The background of mine is from the original Charleston collection.
Some bright blue from the first Smithsonian collection - it was one of my favourites. Sorry about the wobbly photos. The quilts are big and I couldn't get far enough away - or get the girls to stand far enough apart to get a straight hang.
Another luminous blue. I hope I have some more.
My BP blocks are machine appliqued. I love my Bernina and have no patience to do it by hand.
Each of these flowers is a separate bloom but look they are painted on.
The possibilities are endless if you can find the right fabrics.
My Morrell currently resides in a cupboard in my study. It will see the light of day one day.
Here is Sue's. It is a similar colour scheme to Meghan's.
Sue's quilt lives on her bed - that's a strange place for quilt Sue! Here is a beautiful red block.
And a couple of her BP blocks. Again not sure but I think Sue did hers by hand too.
I love these blue flowers
And another appliqued block.
Kerri's Morrell is still a work in progress. Here are some of her blocks.
I love the one embroidered with her initials. There are plenty of places in the quilt where embroidery can be added. Pulling out these blocks has spurred Kerry on to finish a few more blocks. So when she' s done I'm sure she will show you.

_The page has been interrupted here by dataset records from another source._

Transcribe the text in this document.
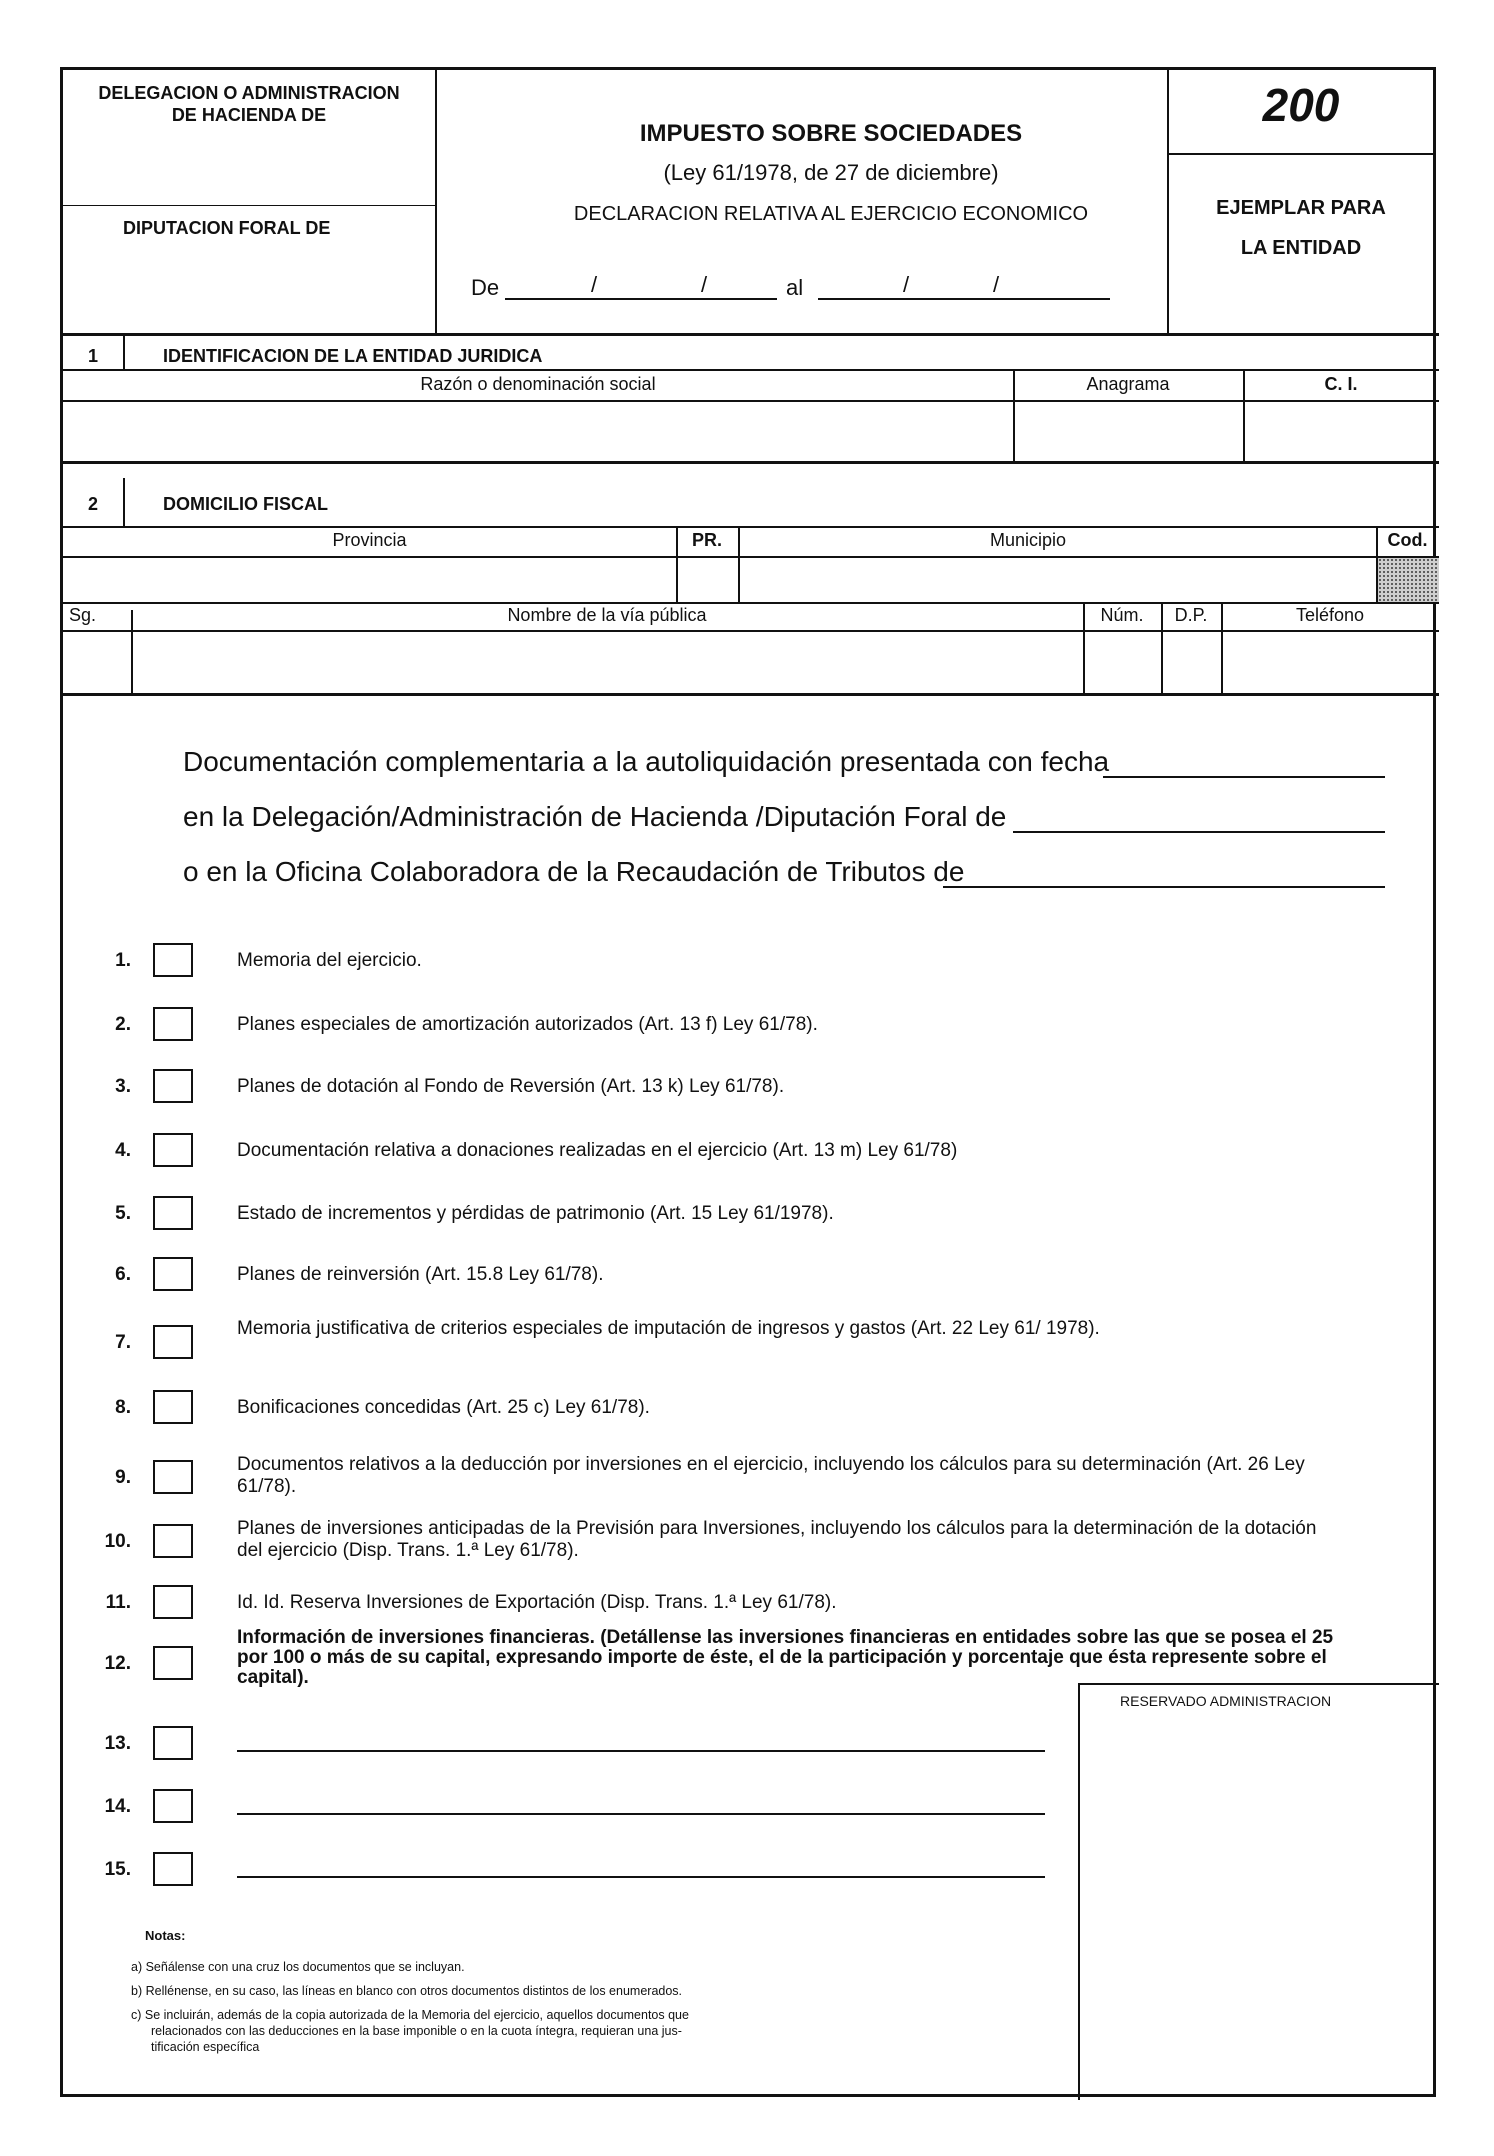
DELEGACION O ADMINISTRACION
DE HACIENDA DE
DIPUTACION FORAL DE
IMPUESTO SOBRE SOCIEDADES
(Ley 61/1978, de 27 de diciembre)
DECLARACION RELATIVA AL EJERCICIO ECONOMICO
De	/	/	al	/	/
200
EJEMPLAR PARA
LA ENTIDAD
1	IDENTIFICACION DE LA ENTIDAD JURIDICA
Razón o denominación social	Anagrama	C. I.
2	DOMICILIO FISCAL
Provincia	PR.	Municipio	Cod.
Sg.	Nombre de la vía pública	Núm.	D.P.	Teléfono
Documentación complementaria a la autoliquidación presentada con fecha
en la Delegación/Administración de Hacienda /Diputación Foral de
o en la Oficina Colaboradora de la Recaudación de Tributos de
1.	Memoria del ejercicio.
2.	Planes especiales de amortización autorizados (Art. 13 f) Ley 61/78).
3.	Planes de dotación al Fondo de Reversión (Art. 13 k) Ley 61/78).
4.	Documentación relativa a donaciones realizadas en el ejercicio (Art. 13 m) Ley 61/78)
5.	Estado de incrementos y pérdidas de patrimonio (Art. 15 Ley 61/1978).
6.	Planes de reinversión (Art. 15.8 Ley 61/78).
7.
Memoria justificativa de criterios especiales de imputación de ingresos y gastos (Art. 22 Ley 61/ 1978).
8.	Bonificaciones concedidas (Art. 25 c) Ley 61/78).
9.
Documentos relativos a la deducción por inversiones en el ejercicio, incluyendo los cálculos para su determinación (Art. 26 Ley 61/78).
10.
Planes de inversiones anticipadas de la Previsión para Inversiones, incluyendo los cálculos para la determinación de la dotación del ejercicio (Disp. Trans. 1.ª Ley 61/78).
11.	Id. Id. Reserva Inversiones de Exportación (Disp. Trans. 1.ª Ley 61/78).
12.
Información de inversiones financieras. (Detállense las inversiones financieras en entidades sobre las que se posea el 25 por 100 o más de su capital, expresando importe de éste, el de la participación y porcentaje que ésta represente sobre el capital).
13.
14.
15.
RESERVADO ADMINISTRACION
Notas:
a) Señálense con una cruz los documentos que se incluyan.
b) Rellénense, en su caso, las líneas en blanco con otros documentos distintos de los enumerados.
c) Se incluirán, además de la copia autorizada de la Memoria del ejercicio, aquellos documentos que
relacionados con las deducciones en la base imponible o en la cuota íntegra, requieran una jus-
tificación específica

Here is a close up of the centre.
Now last but definitely not least is Ann's Morrell. As you can see this is very different. Ann made this quilt for her daughter and she asked for a yellow and blue quilt. It is not Ann's colour scheme of choice, and of course this palette limited the fabrics Ann could use. She's done a fabulous job in spite of the difficulties. Have a look.
Isn't it stunning?
Qhite different isn't it?
Don't you love the teapots?
Very French provincial colours.
Well I hope you like the variations. I think some of these will be at Quilts in the Barn for closer inspection.
The pattern for this quilt is now available at Threadbears, and for European readers, at Petra Prins Patchwork and Quilting. I hope these pictures give you some inspiration and ideas to design your own version of Sarah Morrell.